J Neurosci. 2012 Sep 26;32(39):13402-10 doi: 10.1523/JNEUROSCI.2495-12.2012.

Nothing is irrelevant in a noisy world: sensory illusions reveal obligatory within-and across-modality integration

Bizley JK, Shinn-Cunningham BG, Lee AK.

Abstract

In the "flash-beep illusion," a single light flash is perceived as multiple flashes when presented in close temporal proximity to multiple auditory beeps. Accounts of this illusion argue that temporal auditory information interferes with visual information because temporal acuity is better in audition than vision. However, it may also be that whenever there are multiple sensory inputs, the interference caused by a to-be-ignored stimulus on an attended stimulus depends on the likelihood that the stimuli are perceived as coming from a single distal source. Here we explore, in human observers, perceptual interactions between competing auditory and visual inputs while varying spatial proximity, which affects object formation.
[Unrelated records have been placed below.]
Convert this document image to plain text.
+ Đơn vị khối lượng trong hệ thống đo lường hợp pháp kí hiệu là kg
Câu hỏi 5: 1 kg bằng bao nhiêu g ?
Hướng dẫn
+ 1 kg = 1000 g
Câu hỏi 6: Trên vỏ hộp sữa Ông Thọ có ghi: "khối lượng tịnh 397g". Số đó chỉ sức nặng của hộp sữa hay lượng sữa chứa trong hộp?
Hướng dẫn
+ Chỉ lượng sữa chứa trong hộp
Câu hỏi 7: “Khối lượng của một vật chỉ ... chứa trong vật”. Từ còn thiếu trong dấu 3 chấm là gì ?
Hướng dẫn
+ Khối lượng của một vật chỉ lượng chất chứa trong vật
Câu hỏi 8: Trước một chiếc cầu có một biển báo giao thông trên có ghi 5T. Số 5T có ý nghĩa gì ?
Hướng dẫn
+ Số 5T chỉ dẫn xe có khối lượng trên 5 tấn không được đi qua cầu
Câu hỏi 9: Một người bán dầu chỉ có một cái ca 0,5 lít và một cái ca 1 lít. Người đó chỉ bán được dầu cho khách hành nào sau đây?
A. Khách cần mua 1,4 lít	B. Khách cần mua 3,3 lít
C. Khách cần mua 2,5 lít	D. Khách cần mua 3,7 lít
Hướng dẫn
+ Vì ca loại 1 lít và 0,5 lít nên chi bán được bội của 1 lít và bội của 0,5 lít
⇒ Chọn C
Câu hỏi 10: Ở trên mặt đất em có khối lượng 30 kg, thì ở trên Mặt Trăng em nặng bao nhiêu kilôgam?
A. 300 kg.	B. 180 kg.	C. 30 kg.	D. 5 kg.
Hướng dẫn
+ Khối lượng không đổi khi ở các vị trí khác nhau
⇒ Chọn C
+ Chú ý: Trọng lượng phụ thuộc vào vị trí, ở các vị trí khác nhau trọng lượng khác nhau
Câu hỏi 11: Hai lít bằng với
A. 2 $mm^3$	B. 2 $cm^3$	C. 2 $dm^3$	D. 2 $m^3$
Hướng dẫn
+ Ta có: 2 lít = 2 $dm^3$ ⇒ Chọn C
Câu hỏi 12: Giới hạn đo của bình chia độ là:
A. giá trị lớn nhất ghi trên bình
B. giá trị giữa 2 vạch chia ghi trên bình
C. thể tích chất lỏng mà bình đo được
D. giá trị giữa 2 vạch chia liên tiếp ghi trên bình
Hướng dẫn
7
When two spatially separated streams are presented in the same (visual or auditory) modality, temporal judgments about a target stream from one direction are biased by the content of the competing distractor stream. Cross-modally, auditory streams from both target and distractor directions bias the perceived number of events in a target visual stream; however, importantly, the auditory stream from the target direction influences visual judgments more than does the auditory stream from the opposite hemifield. As in the original flash-beep illusion, visual streams weakly influence auditory judgments, regardless of spatial proximity. We also find that perceptual interference in the flash-beep illusion is similar to within-modality interference from a competing same-modality stream. Results reveal imperfect and obligatory within- and across-modality integration of information, and hint that the strength of these interactions depends on object binding.